Dean of the Faculty of Arts and Lam Wong Yiu Wah Chair Professor of Visual Studies
Professor Yeh Yueh Yu, Emilie
The demographics and technology shaping Chinese cinema’s future
Serving a huge domestic audience
The rise of the Mainland’s middle class, especially in the nation’s second and third-tier cities, is one of the main reasons for the growing demand for movies, Professor Yeh explains. “This has galvanized the production of big budget, spectacular domestic films, and has also made China a partner in global Hollywood blockbusters such as Transformers.”
Beijing’s relationship with cinema
In the past, Mainland films were largely a form of propaganda, called ‘main melody’ (zhuxuanlu), she explains. This melody was ‘played’ by the Chinese Communist Party (CCP).
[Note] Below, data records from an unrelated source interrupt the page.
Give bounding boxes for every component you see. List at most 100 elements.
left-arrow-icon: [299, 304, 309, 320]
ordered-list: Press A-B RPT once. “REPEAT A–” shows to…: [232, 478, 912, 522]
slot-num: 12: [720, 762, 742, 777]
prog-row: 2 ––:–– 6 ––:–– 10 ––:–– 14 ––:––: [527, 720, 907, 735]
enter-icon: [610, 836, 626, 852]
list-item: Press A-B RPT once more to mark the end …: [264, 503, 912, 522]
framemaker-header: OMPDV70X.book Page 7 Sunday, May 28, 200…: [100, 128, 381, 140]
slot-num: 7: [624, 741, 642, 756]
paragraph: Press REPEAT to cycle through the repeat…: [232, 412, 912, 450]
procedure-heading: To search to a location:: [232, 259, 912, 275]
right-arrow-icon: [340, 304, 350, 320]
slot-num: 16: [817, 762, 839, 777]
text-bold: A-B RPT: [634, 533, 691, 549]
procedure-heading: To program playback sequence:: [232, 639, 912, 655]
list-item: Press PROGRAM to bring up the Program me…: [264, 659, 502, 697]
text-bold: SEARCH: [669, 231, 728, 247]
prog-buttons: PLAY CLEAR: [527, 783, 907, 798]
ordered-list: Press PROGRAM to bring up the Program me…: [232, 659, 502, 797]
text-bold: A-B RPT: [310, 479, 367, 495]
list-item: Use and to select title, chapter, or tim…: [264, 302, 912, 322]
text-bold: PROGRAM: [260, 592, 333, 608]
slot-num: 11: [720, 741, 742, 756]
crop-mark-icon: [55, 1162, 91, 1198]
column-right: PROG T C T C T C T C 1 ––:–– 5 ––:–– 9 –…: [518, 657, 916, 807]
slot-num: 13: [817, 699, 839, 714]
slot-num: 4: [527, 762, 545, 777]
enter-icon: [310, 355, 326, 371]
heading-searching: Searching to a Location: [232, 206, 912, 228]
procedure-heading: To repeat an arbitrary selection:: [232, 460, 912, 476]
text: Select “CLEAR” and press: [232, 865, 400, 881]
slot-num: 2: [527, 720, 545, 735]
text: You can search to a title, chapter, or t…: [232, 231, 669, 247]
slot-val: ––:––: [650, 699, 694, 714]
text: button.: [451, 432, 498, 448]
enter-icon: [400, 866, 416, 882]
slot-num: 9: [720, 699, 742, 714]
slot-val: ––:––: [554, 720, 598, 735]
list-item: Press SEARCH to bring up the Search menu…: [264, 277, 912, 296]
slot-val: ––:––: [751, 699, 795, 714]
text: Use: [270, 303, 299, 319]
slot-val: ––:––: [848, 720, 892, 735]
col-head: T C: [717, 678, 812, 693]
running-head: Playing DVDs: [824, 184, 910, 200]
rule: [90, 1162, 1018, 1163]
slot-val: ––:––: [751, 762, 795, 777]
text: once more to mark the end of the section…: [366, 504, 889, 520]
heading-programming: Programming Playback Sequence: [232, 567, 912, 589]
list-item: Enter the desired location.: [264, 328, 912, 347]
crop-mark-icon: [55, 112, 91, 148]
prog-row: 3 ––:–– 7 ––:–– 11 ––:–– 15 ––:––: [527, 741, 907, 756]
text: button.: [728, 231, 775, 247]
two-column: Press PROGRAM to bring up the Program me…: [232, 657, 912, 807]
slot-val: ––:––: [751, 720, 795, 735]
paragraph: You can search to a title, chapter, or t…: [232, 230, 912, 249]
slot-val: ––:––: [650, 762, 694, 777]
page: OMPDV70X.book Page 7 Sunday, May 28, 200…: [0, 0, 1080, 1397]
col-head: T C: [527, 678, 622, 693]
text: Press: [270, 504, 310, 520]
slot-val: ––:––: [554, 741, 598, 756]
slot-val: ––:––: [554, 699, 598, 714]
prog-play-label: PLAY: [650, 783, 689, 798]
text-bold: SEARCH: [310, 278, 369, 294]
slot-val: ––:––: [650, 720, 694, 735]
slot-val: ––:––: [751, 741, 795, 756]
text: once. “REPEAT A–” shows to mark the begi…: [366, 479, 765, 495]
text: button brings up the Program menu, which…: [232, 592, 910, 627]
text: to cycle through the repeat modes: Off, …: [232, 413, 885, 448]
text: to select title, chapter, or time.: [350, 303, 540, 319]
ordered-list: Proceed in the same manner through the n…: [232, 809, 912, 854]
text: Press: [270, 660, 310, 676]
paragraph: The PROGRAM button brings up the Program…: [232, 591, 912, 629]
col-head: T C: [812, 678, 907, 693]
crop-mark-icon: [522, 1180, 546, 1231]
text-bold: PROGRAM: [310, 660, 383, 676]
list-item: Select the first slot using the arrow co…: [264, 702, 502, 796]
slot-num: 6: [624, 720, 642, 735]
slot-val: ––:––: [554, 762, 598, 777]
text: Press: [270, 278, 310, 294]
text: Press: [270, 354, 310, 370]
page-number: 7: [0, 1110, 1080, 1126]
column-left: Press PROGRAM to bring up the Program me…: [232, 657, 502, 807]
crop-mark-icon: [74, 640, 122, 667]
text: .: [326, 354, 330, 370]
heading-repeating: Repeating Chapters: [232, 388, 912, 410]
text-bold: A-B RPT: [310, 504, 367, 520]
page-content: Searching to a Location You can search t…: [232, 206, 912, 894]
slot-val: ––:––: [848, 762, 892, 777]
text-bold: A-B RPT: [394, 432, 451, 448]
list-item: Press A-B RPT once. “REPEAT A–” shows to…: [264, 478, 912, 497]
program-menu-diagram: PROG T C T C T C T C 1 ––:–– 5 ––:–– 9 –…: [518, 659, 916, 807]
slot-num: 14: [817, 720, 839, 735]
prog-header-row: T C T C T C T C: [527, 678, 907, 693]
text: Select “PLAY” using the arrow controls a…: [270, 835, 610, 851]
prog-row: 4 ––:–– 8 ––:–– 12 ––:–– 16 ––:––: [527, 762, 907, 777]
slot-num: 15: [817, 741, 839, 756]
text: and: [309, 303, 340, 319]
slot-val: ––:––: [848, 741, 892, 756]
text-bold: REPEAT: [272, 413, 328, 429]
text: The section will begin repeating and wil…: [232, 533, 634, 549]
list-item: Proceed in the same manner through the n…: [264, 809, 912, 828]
“More recently, in the new millennium, the melody has changed, with state-sanctioned blockbusters such as Operation Red Sea and The Wandering Earth being produced. Films made in the People's Republic of China now, aren’t nearly as propagandist as they once were, because today’s CCP rules and regulations are more fluid and tend to have an uneven impact across the media.”
The new big budget movies use genres and formats that are globally popular, such as science fiction and animation, but have patriotic themes that uphold solid, and approved, virtues.
Until recently, genres such as the supernatural or horror that are popular in Hong Kong, were forbidden on the Mainland. Now, because of the need to supply a greater number, and a more diverse range, of films to compete with foreign imports in the growing domestic market, the censorship rules have been somewhat relaxed.
“But these rules are in a constant state of flux and contingent on what else is happening in the political, social and commercial spheres. Producers need to seek the advice of well-connected intermediaries on the prevailing dos and don’ts.
“The intermediaries are crucial in film production and exhibition in China. This also explains why the entire system seems opaque from an outsiders’ perspective, because they don’t know where to find such intermediaries or identify if they are reliable.”
And censorship can sometimes spur creativity, Professor Yeh points out. In the past, independent directors, such as Jia Zhangke or Jiang Wen, ‘got away with’ opinionated, or even subversive themes. “In China, censorship isn’t necessarily an inhibitor, but can also be a catalyst for imaginative leaps and allegories.”
Methodology and new areas of research
When it comes to her approach to research, Professor Yeh says she’s committed to historically-informed practice, and she advises her students to carefully weigh historical precedents and trajectories.
“Given the speed with which technologies age and become extinct, it’s important to recover the various tools and conventions that preceded our present array of ICT. This is a ‘swipe’ at methodological Presentism, the notion that we are now the apotheosis of technological advancement and progress.”
The way in which technology is enabling films to be accessed online and viewed on a range of devices is opening up new markets for film producers and new lines of theoretical inquiry for scholars, she notes. And uncertainty still surrounds the regulation of emerging digital environments. “Digital images have truncated the ‘indexical’ connections between photography and the physical world, and critical thinkers have for a long time been pondering this deracination.”